Peter Adriaens wrote me and said: “one of the Thayer's Gulls that I photographed in California is called into question - once more.
It is this bird
I hope that at least the photographer (me) is allowed to defend the identification of this bird? It amazes me that people approach identification of Thayer's Gull with extreme caution, yet need just one photograph to dismiss it as a hybrid - which is often even more difficult to identify than the real thing!
I have two more photos of this bird and Kent has put them together here. Note that the upper left photo was taken 2 seconds before the one in upper middle, and the upper right was taken when the bird had landed just 6 seconds after the one in the middle.
Also, I spent almost a full day at Bodega Bay then, together with Steve Howell. We discussed and photographed many of these Thayer's-like birds, and this one was not a problem.
My reasons for identifying this bird as Thayer's Gull as opposed to Glaucous-winged x American Herring Gull were (and still are):
- relatively small size
- thin, parallel-sided bill
- slimmer, more elongated body than other large gulls, with fairly long primary projection
- strong dark peppering on inner primaries (usually absent in GWGU and AHGU, but often seen in 'good' Thayer's Gulls); I have attached a crop of the outer wing so this can be more easily judged (lower left). Note also the obvious white tips to the primary coverts, though I am not sure if these are useful as a character.
- distinct but irregular barring on greater coverts (usually plainer pattern in GWGU and AHGU, especially in the former species)

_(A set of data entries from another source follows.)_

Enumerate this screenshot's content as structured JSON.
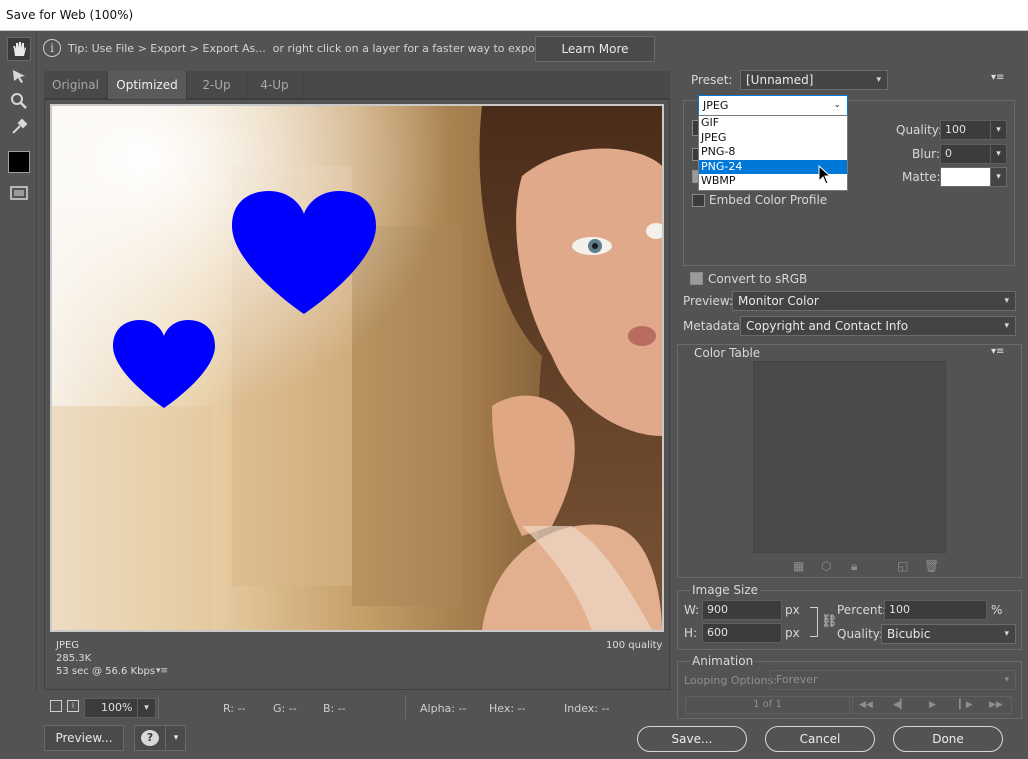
{
  "window": {
    "title": "Save for Web (100%)"
  },
  "tip": {
    "text": "Tip: Use File > Export > Export As...  or right click on a layer for a faster way to export assets",
    "learn_more": "Learn More"
  },
  "tabs": [
    "Original",
    "Optimized",
    "2-Up",
    "4-Up"
  ],
  "image_status": {
    "format": "JPEG",
    "size": "285.3K",
    "time": "53 sec @ 56.6 Kbps",
    "quality": "100 quality"
  },
  "bottom_bar": {
    "zoom": "100%",
    "r": "R: --",
    "g": "G: --",
    "b": "B: --",
    "alpha": "Alpha: --",
    "hex": "Hex: --",
    "index": "Index: --"
  },
  "buttons": {
    "preview": "Preview...",
    "save": "Save...",
    "cancel": "Cancel",
    "done": "Done"
  },
  "preset": {
    "label": "Preset:",
    "value": "[Unnamed]"
  },
  "format": {
    "selected": "JPEG",
    "options": [
      "GIF",
      "JPEG",
      "PNG-8",
      "PNG-24",
      "WBMP"
    ],
    "highlighted": "PNG-24"
  },
  "quality": {
    "label": "Quality:",
    "value": "100"
  },
  "blur": {
    "label": "Blur:",
    "value": "0"
  },
  "matte": {
    "label": "Matte:"
  },
  "embed_color_profile": {
    "label": "Embed Color Profile",
    "checked": false
  },
  "convert_srgb": {
    "label": "Convert to sRGB",
    "checked": true
  },
  "preview_setting": {
    "label": "Preview:",
    "value": "Monitor Color"
  },
  "metadata": {
    "label": "Metadata:",
    "value": "Copyright and Contact Info"
  },
  "color_table": {
    "title": "Color Table"
  },
  "image_size": {
    "title": "Image Size",
    "w_label": "W:",
    "w_value": "900",
    "h_label": "H:",
    "h_value": "600",
    "unit": "px",
    "percent_label": "Percent:",
    "percent_value": "100",
    "percent_unit": "%",
    "quality_label": "Quality:",
    "quality_value": "Bicubic"
  },
  "animation": {
    "title": "Animation",
    "looping_label": "Looping Options:",
    "looping_value": "Forever",
    "frame": "1 of 1"
  },
  "colors": {
    "heart": "#0000ff",
    "highlight": "#0078d7"
  }
}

- full juvenile plumage (in late January)
- frosty, almost whitish appearance of scapulars
To my eyes, nothing seems wrong for Thayer's Gull here, but I am eager to learn so I hope that people who feel that this is more likely a hybrid could somewhat explain their reasons? I suspect it was the apparent bill shape in this photo that seemed wrong, but as anyone who takes photographs of gulls will know, a bill often looks heavier than in reality when turned away from the camera. In addition, note that the bird holds its bill slightly open in flight, adding to the heavy impression in the photo.
Anyway, I hope this explains things a bit.